Хаос - [103]

Шрифт
Интервал

— Это не выдворение как таковое, — сказал Гамбургер. — Вас только предупредили, что выдворят, если вы не покинете страну добровольно.

— Слабое утешение!

— А мы не нуждаемся ни в каком утешении! — заявил Йосл. — В Берне тоже можно учиться. И к тому же, не случись этого, мы никогда не воспользовались бы поводом поехать на конгресс и посмотреть собственными глазами, взаправду ли появилась новая еврейская жизнь. А то, что мы бремя для немецких евреев, я понял с первого своего дня в Берлине, с посещения доктора Магнуса. Вы были свидетелем, господин Кайзер, и, если бы не ваше доброе отношение, на всю жизнь остался бы горький привкус. Вы оказались в нужное время в нужном месте и очень помогли мне.

— Вы помогли мне больше, чем я вам. И также могу сказать: очень кстати и вовремя. Я тогда переживал кризис и, к сожалению, тоже не нашел у раввина, что искал. И был разочарован не меньше, чем вы, поверьте! Потом, во многом благодаря вам, постепенно я уяснил себе, что еврейство базируется на кое-чем ином, чем на научных гипотезах или надуманных оппортунистических программах, или на застывших формах без живого содержания. Не могу сказать, что кризис миновал, но предчувствую, что эта поездка на конгресс даст мне решение. Я вновь и заново обрел в себе еврея. А люди вроде Магнуса могут только повергнуть в сомнения.

— Немецкие евреи пошиба Магнуса борются и против прошлого, и против будущего, — заверил Гамбургер. — Русские евреи воплощают в себе его прошлое, крещеные евреи — его будущее. Без притока с Востока при таком колоссальном обмелении немецкое еврейство перестало бы существовать. Переход совершается за несколько поколений: восточный еврей — ортодоксальный — консервативный — умеренный — либеральный — реформистский — выкрест, — вот они, вехи. В каждом отдельном случае кое-какие из них могут быть перепрыгнуты. Это похоже на воронку, в которую сверху постоянно вливается так много, что зеркало в ней остается на том же уровне. Сомневаюсь, чтобы этот процесс можно было сдержать. Может быть, этот конгресс и мне подскажет решение. Правда, я далеко не уверен, что нас, немецких евреев, призовут к сотрудничеству. Мы утратили ту непосредственность, которая является обязательной предпосылкой к творческой деятельности.
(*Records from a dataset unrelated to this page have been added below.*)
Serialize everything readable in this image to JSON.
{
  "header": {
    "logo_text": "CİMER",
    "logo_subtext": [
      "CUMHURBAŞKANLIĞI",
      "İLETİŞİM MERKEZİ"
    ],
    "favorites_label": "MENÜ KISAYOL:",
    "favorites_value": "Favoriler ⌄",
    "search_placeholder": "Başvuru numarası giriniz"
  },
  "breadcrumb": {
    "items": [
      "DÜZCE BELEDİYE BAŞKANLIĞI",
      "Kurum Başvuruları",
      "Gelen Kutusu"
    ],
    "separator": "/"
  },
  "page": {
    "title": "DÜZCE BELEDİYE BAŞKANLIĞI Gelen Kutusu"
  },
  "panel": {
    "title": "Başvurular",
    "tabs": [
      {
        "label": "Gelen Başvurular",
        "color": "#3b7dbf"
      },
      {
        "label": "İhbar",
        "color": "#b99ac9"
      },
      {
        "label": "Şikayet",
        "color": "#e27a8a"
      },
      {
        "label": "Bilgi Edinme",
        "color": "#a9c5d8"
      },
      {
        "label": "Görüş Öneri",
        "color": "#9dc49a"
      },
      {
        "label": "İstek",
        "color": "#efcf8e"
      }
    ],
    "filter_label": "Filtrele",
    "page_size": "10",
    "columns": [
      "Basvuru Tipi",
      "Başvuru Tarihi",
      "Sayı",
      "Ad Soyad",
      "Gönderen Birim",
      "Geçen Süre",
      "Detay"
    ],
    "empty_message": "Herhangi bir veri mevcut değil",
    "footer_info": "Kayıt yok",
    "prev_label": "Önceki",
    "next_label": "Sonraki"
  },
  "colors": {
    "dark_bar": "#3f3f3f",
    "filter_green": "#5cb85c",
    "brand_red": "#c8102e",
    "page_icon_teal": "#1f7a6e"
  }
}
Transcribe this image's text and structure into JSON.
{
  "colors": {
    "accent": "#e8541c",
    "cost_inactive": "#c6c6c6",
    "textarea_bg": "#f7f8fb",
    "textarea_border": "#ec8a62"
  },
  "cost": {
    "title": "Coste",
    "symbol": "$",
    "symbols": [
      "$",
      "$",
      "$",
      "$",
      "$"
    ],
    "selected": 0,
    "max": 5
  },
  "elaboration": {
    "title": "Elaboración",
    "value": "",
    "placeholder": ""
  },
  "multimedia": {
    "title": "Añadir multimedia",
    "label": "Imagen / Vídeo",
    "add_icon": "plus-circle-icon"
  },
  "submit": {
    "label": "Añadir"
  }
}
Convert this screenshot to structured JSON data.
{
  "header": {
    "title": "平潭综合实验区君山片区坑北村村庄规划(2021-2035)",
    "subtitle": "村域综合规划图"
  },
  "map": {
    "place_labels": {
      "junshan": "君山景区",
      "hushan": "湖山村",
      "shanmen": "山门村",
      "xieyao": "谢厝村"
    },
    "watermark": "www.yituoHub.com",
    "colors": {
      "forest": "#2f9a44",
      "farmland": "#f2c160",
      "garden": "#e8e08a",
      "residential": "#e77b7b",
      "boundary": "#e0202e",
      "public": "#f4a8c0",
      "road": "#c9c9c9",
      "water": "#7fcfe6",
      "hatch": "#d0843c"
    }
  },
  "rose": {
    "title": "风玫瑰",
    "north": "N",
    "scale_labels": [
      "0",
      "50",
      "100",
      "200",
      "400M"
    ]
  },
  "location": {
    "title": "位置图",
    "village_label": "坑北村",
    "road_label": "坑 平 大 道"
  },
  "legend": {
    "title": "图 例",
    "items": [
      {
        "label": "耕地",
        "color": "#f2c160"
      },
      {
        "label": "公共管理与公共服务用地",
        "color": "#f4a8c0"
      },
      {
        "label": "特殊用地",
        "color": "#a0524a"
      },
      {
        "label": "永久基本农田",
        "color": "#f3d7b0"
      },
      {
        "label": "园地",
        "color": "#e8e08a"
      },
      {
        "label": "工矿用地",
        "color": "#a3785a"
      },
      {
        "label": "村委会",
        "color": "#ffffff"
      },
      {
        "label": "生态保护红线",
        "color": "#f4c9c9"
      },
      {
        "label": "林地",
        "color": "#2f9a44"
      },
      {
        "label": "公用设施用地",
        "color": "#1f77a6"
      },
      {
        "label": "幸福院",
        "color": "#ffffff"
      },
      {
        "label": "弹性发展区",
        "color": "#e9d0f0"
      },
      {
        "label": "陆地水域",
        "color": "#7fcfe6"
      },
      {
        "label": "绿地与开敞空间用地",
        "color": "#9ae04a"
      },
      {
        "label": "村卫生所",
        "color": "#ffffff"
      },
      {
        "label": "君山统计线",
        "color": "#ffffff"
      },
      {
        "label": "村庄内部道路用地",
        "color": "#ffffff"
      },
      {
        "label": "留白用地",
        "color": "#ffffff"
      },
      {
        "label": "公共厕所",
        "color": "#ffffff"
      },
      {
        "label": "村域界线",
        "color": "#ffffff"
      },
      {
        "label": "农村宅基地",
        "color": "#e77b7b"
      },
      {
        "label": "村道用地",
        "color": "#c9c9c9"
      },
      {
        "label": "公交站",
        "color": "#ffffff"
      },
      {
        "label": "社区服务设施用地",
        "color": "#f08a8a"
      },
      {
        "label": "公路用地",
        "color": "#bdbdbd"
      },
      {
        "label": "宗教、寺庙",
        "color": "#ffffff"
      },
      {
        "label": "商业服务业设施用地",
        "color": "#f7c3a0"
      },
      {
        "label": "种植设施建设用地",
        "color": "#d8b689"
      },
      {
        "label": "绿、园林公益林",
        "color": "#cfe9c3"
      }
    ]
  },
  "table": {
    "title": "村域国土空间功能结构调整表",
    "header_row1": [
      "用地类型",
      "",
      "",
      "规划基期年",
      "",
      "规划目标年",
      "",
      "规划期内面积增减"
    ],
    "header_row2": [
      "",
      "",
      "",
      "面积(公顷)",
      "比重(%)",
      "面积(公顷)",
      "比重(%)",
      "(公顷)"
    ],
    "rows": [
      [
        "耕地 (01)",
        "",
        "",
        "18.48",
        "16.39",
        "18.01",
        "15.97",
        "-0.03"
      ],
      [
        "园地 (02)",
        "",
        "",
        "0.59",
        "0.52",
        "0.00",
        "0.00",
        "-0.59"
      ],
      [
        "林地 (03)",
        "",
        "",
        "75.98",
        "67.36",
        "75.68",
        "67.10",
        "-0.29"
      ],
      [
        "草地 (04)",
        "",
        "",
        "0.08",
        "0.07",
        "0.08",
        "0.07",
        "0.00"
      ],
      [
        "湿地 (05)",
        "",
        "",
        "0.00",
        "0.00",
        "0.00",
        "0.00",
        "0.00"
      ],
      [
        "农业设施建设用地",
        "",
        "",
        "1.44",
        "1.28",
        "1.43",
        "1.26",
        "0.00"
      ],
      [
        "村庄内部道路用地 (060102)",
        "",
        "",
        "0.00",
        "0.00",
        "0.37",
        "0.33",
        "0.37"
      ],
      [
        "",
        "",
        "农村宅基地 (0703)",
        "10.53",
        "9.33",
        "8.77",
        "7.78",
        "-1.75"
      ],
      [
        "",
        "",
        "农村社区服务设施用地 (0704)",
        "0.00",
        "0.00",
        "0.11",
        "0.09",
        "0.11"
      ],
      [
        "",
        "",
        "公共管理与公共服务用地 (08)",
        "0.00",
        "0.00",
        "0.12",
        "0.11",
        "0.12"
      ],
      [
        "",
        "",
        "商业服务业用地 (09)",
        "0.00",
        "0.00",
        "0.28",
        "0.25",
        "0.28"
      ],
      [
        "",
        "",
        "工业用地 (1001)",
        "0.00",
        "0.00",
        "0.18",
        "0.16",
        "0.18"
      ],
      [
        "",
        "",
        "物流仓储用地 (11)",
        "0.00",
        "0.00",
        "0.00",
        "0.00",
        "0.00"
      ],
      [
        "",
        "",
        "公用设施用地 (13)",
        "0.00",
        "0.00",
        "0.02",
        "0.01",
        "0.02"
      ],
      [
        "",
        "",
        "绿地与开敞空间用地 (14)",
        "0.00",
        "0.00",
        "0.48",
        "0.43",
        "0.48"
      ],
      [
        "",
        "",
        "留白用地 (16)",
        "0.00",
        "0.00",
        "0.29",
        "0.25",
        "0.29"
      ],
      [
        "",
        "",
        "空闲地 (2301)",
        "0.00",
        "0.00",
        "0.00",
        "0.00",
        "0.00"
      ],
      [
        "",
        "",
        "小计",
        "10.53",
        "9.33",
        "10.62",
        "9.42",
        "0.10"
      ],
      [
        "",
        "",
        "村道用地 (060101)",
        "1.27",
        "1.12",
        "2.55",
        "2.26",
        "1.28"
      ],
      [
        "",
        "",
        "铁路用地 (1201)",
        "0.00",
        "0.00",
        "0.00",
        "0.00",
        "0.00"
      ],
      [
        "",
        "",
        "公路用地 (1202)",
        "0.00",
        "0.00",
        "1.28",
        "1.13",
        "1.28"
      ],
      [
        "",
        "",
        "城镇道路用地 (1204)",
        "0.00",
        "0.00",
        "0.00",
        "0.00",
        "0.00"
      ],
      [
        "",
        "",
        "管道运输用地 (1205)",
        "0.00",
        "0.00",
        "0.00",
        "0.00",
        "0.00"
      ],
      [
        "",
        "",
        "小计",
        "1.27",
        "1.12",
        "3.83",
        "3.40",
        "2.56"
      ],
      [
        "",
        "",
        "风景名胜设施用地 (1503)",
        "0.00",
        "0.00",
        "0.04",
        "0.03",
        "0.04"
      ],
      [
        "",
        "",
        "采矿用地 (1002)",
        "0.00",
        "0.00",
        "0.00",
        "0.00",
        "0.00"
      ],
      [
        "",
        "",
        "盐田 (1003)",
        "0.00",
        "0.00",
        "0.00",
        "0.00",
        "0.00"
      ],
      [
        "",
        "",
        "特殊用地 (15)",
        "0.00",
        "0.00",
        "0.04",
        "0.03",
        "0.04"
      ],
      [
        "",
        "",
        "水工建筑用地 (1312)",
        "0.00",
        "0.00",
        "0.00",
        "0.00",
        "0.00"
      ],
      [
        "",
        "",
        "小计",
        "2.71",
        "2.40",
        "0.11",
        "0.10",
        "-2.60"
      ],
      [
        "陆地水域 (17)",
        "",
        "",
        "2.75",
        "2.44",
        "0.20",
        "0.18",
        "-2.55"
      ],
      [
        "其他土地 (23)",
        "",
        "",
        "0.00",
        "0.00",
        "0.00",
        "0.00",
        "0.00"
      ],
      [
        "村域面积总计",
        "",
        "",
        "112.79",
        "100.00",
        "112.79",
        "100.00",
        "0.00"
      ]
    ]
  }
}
— А я, наоборот, верю, что именно в Западной Европе открываются неслыханные возможности для евреев! — горячо воскликнула Шана. — Все, о чем вы говорите, не что иное, как чудовищное недоразумение. Евреи просто не знают друг друга и не знают себя самих. Эта мысль первым делом пришла мне в голову там, на Драгунерштрассе, когда я услышала странные немецкие воззрения и когда узнала об индустрии просительных писем. Просители не представляют собой восточных евреев, как доктор Магнус не представляет западных. Оба типа — неизбежные последствия особенного положения евреев вообще, точно так, как существуют такие личности, как старший Гермерсхайм и Клук. Но доктор Герцль, который создал новое движение, он западный европеец до мозга костей. Он знать не знал о евреях, пока бедственное положение народа не воззвало к нему. И только потому, что находился вовне, он смог найти путь к свободе. Сам он стоял над толчеей, которая перекрывает воздух и заслоняет обзор.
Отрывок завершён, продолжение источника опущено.